Il doit y avoir, quelque part, des figures primordiales, dont les corps ne sont que les images. Si on pouvait les voir on connaîtrait le lien de la matière et de la pensée, en quoi l'Être consiste!
Ce sont ces figures-là qui étaient peintes à Babylone sur la muraille du temple de Bélus, et elles couvraient une mosaïque dans le port de Carthage. Moi-même, j'ai quelquefois aperçu dans le ciel comme des formes d'esprits. Ceux qui traversent le désert rencontrent des animaux dépassant toute conception …
Et en face, de l'autre côté du Nil, voilà que le Sphinx apparaît.
Il allonge ses pattes, secoue les bandelettes de son front, et se couche sur le ventre.
Sautant, volant, crachant du feu par ses narines, et de sa queue de dragon se frappant les ailes, la Chimère aux yeux verts, tournoie, aboie.
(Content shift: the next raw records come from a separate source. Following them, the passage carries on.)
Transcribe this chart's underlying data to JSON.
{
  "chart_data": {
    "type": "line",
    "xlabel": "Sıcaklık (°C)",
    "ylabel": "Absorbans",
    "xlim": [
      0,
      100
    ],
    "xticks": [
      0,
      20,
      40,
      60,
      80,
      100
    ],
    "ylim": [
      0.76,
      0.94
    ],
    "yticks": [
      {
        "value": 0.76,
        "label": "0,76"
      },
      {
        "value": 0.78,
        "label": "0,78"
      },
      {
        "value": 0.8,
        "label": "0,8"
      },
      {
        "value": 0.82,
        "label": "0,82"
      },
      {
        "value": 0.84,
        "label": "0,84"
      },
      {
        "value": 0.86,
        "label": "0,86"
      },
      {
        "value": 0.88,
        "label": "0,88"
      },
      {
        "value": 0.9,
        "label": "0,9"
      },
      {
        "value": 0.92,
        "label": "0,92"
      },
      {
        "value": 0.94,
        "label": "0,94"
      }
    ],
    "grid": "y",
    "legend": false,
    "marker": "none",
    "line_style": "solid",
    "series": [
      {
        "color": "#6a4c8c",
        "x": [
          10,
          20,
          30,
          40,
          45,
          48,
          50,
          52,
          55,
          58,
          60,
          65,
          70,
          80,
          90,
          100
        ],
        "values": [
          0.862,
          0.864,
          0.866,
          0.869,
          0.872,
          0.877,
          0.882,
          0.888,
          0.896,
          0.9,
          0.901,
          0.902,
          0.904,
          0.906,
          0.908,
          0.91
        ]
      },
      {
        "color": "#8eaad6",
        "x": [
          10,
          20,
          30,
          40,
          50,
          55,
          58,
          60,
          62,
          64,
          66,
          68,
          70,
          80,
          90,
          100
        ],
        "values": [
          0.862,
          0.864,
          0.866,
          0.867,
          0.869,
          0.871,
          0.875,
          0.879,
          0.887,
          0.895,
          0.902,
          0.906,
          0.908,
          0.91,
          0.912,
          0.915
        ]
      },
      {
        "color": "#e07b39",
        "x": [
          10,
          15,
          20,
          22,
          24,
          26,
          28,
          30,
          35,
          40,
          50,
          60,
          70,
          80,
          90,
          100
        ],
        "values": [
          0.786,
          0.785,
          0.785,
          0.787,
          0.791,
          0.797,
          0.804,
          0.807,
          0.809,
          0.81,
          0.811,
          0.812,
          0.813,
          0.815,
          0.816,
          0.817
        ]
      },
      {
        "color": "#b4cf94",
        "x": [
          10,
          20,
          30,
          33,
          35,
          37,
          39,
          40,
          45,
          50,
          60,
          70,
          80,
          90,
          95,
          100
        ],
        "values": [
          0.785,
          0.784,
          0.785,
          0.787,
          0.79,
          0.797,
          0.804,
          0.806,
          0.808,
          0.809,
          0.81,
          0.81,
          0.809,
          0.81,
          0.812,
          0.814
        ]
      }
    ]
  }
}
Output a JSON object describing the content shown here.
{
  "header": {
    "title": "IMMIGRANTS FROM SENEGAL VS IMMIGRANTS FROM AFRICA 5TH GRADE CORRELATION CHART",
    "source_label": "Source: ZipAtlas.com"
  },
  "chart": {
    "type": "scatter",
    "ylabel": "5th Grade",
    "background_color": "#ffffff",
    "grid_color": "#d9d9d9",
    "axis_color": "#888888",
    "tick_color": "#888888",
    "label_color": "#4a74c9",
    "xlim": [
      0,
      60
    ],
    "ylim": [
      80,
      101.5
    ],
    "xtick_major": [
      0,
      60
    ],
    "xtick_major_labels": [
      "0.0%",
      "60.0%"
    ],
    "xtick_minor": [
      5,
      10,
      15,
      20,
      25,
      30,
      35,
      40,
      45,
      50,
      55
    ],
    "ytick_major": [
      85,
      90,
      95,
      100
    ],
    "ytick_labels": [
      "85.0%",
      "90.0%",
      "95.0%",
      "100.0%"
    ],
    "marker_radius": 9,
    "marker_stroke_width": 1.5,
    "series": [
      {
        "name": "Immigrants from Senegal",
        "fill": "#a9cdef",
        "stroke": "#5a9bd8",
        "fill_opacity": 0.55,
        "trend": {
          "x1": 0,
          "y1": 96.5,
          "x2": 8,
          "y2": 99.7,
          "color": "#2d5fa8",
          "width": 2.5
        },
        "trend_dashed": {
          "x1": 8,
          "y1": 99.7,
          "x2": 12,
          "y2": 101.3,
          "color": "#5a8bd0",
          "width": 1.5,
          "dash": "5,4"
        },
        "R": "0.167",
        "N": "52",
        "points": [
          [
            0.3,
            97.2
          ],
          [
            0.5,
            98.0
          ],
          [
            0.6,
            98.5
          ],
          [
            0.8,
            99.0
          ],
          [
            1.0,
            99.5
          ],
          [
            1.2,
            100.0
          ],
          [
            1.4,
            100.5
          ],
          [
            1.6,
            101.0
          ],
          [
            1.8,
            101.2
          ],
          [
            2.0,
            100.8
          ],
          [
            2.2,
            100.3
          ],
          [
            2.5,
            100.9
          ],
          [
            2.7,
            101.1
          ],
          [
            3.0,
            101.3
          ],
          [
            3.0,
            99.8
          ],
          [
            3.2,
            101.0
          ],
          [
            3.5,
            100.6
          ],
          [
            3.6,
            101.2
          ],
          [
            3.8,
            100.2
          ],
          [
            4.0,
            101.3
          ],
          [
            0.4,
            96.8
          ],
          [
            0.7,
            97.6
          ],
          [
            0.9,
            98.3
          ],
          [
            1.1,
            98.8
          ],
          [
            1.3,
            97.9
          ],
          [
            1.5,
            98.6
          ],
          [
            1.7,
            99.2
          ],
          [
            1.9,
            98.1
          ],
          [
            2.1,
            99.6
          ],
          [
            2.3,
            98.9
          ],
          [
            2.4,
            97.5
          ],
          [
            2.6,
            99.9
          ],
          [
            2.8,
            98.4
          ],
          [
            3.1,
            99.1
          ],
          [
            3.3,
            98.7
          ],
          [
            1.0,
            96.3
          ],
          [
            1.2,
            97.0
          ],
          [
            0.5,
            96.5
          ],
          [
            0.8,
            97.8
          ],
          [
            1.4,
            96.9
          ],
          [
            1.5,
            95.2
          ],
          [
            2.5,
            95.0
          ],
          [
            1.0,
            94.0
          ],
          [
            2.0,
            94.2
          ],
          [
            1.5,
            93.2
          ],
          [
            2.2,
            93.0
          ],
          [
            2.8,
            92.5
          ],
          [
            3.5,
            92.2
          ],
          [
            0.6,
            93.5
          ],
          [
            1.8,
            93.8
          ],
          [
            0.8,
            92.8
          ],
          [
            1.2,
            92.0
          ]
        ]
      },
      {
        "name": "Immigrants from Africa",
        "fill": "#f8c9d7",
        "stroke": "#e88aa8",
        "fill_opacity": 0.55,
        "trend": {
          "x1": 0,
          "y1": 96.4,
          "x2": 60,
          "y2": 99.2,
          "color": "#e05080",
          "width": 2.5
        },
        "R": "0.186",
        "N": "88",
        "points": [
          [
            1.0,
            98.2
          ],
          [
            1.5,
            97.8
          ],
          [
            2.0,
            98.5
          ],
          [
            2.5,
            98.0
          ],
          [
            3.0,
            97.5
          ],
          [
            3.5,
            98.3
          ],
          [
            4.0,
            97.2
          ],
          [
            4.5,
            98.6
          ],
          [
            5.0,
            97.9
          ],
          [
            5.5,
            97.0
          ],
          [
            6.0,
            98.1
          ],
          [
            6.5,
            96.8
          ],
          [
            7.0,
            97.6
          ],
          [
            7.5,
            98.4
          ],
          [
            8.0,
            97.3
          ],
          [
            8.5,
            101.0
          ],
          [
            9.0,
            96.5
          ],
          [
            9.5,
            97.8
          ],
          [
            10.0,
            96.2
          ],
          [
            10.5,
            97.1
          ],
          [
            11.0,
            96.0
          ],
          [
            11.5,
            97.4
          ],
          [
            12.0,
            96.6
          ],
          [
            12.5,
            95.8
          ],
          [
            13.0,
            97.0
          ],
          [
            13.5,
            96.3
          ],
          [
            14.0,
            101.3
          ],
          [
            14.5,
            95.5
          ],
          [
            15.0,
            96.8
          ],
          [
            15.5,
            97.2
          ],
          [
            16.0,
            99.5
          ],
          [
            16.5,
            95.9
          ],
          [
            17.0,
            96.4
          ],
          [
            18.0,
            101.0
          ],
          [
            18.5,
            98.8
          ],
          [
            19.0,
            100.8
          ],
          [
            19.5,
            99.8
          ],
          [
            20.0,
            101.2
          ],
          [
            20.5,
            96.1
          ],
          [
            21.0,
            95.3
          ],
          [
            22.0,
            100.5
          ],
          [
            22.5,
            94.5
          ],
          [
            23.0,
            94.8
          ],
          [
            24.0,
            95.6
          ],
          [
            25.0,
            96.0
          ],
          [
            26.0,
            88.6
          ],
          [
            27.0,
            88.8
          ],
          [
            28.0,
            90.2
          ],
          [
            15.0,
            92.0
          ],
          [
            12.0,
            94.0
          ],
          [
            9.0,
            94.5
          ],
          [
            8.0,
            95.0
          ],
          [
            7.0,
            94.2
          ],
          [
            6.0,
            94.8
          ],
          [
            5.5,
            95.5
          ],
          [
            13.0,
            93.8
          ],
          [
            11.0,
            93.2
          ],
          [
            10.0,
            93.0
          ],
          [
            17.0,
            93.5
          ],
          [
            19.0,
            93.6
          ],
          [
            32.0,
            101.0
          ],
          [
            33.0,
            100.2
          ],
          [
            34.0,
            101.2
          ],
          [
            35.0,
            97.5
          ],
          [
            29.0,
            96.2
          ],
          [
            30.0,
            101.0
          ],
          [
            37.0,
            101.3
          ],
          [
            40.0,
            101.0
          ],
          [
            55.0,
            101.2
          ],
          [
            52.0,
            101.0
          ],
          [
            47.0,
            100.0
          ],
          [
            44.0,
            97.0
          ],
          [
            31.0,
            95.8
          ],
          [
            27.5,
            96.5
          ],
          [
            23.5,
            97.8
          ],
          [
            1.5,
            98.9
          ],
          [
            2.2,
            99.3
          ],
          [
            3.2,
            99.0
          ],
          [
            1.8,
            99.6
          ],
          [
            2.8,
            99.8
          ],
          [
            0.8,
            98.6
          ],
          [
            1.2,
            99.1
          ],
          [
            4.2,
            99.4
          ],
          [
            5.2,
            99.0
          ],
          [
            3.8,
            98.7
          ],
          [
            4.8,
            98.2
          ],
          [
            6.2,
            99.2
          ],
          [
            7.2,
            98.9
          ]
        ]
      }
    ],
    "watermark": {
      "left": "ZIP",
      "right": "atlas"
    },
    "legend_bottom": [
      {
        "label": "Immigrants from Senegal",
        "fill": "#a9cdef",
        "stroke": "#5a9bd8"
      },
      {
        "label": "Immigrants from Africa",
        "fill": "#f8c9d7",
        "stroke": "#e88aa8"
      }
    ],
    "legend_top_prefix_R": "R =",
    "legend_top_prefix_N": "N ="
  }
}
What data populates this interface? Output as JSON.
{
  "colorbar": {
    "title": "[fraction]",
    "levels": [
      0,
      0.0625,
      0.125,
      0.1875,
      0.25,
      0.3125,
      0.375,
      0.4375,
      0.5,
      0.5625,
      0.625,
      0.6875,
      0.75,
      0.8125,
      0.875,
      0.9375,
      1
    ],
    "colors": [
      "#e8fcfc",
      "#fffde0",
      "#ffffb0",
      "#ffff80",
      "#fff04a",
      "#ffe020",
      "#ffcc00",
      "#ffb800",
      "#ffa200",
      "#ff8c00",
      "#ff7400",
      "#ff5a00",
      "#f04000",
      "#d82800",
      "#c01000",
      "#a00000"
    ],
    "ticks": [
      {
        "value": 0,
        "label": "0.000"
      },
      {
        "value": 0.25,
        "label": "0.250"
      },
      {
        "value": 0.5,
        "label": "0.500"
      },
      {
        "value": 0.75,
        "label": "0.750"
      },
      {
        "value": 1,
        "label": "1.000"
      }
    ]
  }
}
Les anneaux de sa chevelure, rejetés d'un côté, s'entremêlent aux poils de ses reins, et de l'autre ils pendent jusque sur le sable et remuent au balancement de tout son corps.
LE SPHINX
est immobile, et regarde la Chimère:
Ici, Chimère; arrête-toi!
LA CHIMÈRE
Non, jamais!
LE SPHINX
Ne cours pas si vite, ne vole pas si haut, n'aboie pas si fort!
LA CHIMÈRE
Ne m'appelle plus, ne m'appelle plus, puisque tu restes toujours muet!
LE SPHINX
Cesse de me jeter tes flammes au visage et de pousser tes hurlements dans mon oreille; tu ne fondras pas mon granit!
LA CHIMÈRE
Tu ne me saisiras pas, sphinx terrible!
LE SPHINX
Pour demeurer avec moi, tu es trop folle!
LA CHIMÈRE
Pour me suivre, tu es trop lourd!
LE SPHINX
Ou vas-tu donc, que tu cours si vite?
LA CHIMÈRE
Je galope dans les corridors du labyrinthe, je plane sur les monts, je rase les flots, je jappe au fond des précipices, je m'accroche par la gueule au pan des nuées; avec ma queue traînante, je raye les plages, et les collines ont pris leur courbe selon la forme de mes épaules. Mais toi, je te retrouve perpétuellement immobile, ou bien du bout de ta griffe dessinant des alphabets sur le sable.
LE SPHINX
C'est que je garde mon secret! Je songe et je calcule.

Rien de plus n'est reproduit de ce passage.